Hieronder volgt een voorbeeld van het gebruik van willSet en didSet eigenschappen in een swift programmeertaal.
klasse Veranderingen {
var num1: Int = 10 {
willSet(newvalue) {
print(“Waarde van num1(newvalue)”)
}
didSet {
if num1 > oldValue {
print(“Toegevoegd num1 – oldValue)”)
}
}
}
let result = Changes()
result.num1 = 34
result.num1 = 987
Als u bovenstaand voorbeeld bekijkt, hebben we willSet en didSet observers gebruikt en deze eigenschappen worden aangeroepen telkens wanneer de waarde van een eigenschap wordt gewijzigd.
Wanneer we het bovenstaande programma in de swift-speeltuin uitvoeren, krijgen we een resultaat zoals hieronder
Waarde van 34
Toegevoegde 24
Waarde van 987
Toegevoegde 953
Swift Type Property
In swift, instance eigenschappen worden geassocieerd met een instantie van klasse of structuur, het type eigenschappen worden geassocieerd met een type zelf, niet behoort tot een instantie van het type.
In swift kunnen we een type-eigenschap definiëren met het statische trefwoord en voor berekende type-eigenschappen en voor klassetypes moeten we het trefwoord class
gebruiken, maar het staat niet toe om de methoden of variabelen van de superklasse te overschrijven.
Het volgende is het voorbeeld van het gebruik van type-eigenschappen in swift programmeertaal.
struct typepro {
static let msg = “Welcome to Tutlane”
}
class1 {
func test() {print(typepro.msg) }
}
class Class2 {
func test() {print(typepro.msg) }
}
var ss = Class1()
ss.test()
Als u bovenstaand voorbeeld bekijkt, hebben we een type-eigenschap gedefinieerd met het statische sleutelwoord en hebben we toegang tot de waarden van het type-eigenschap door te verwijzen naar de naam en de punt-syntaxis te gebruiken om toegang te krijgen tot de waarde.

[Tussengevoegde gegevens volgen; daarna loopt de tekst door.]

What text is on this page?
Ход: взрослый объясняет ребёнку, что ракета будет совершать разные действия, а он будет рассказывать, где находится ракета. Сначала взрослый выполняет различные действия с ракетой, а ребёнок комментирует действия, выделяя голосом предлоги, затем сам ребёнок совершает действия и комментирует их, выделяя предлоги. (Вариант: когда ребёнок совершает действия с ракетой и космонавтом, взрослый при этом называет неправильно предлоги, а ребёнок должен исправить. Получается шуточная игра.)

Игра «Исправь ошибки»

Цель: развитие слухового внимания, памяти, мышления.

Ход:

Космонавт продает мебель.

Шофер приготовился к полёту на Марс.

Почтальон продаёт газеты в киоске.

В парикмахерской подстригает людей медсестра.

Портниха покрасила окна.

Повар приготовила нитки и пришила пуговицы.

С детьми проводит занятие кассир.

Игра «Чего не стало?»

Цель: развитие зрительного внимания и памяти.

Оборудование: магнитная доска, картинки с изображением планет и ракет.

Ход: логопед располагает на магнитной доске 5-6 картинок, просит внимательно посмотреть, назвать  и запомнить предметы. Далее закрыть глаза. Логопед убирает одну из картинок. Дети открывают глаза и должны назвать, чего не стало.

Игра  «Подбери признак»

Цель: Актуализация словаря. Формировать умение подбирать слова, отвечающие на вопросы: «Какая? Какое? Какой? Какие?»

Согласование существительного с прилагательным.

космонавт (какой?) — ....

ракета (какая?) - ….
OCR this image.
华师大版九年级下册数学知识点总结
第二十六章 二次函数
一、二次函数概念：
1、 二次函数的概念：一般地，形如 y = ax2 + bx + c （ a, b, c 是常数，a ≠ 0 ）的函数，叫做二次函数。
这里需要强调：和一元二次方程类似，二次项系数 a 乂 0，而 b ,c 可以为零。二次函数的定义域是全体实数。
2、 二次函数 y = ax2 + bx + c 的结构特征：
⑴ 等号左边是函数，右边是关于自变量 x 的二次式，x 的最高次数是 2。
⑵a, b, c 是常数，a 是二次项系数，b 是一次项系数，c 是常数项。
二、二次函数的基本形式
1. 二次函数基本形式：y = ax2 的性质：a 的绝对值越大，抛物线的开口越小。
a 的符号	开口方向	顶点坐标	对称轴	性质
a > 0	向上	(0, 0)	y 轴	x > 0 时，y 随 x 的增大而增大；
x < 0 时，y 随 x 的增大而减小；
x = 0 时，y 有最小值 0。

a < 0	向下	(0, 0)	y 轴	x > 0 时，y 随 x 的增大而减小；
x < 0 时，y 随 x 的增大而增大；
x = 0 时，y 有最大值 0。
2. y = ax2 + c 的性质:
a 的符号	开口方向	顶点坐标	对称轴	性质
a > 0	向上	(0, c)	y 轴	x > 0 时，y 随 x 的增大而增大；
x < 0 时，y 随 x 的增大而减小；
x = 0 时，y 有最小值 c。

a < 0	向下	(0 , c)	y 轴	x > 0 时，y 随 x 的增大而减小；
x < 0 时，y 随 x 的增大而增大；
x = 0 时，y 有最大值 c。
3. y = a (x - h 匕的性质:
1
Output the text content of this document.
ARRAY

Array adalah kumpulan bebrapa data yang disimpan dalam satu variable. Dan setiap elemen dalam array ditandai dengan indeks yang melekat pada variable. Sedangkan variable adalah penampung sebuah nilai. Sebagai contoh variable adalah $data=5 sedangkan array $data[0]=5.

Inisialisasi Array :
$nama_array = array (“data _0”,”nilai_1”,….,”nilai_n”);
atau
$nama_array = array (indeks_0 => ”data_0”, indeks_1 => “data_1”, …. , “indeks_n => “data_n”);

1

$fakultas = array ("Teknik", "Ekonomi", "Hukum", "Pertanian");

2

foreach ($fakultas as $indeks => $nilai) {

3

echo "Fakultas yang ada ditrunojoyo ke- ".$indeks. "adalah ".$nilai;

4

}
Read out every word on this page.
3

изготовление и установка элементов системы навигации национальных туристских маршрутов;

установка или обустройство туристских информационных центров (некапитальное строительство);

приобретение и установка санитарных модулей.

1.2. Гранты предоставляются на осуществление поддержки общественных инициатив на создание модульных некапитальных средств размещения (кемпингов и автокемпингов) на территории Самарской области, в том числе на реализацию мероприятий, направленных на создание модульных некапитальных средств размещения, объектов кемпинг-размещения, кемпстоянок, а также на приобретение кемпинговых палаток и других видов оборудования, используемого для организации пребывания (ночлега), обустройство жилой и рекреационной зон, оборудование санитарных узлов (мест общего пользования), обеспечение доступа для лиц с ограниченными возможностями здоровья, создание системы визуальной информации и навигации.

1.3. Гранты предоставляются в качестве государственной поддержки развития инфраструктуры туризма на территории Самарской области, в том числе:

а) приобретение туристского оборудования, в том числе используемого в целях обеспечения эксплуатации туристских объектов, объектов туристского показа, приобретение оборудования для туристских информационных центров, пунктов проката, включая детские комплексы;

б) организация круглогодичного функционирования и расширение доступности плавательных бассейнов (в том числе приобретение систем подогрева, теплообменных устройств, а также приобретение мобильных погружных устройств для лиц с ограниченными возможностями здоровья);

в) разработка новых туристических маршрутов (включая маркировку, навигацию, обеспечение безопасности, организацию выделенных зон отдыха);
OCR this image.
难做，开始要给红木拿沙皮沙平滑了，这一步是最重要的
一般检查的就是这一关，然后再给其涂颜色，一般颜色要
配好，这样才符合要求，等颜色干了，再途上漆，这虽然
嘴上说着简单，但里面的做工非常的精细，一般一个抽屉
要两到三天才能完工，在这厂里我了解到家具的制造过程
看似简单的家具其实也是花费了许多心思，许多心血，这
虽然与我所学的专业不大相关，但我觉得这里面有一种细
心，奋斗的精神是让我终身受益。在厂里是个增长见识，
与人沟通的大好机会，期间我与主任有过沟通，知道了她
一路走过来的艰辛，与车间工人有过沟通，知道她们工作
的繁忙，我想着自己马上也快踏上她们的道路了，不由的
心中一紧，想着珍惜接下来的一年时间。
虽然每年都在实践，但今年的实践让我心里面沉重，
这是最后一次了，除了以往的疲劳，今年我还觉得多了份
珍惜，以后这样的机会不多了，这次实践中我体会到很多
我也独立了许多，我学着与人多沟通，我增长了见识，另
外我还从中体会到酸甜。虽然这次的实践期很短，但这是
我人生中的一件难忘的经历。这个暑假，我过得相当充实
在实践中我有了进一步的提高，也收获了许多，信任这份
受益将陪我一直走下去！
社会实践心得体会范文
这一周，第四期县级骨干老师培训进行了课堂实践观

Als we bovenstaand programma uitvoeren in de programmeertaal swift, krijgen we een resultaat zoals hieronder wordt getoond.
Swift Querying and Setting Type Properties
In swift worden type-eigenschappen opgevraagd en kunnen we vervolgens de waarde met punt (.) syntaxis instellen, net zoals wanneer we een instantie maken en waarden aan eigenschappen toekennen. De type-eigenschappen worden echter opgevraagd en de waarde wordt ingesteld op het type, niet op een instantie van dat type.
Het volgende is het voorbeeld van het gebruik van type-eigenschappen in de programmeertaal swift.
struct typerepo {
static var msg = “Welcome”
}
print(typerepo.msg)
typerepo.msg = “Welkom in Tutlane”
print(typerepo.msg)
Als je het bovenstaande voorbeeld bekijkt, hebben we type property gecreëerd en de waarde direct ingesteld door een instantie van dat type te gebruiken.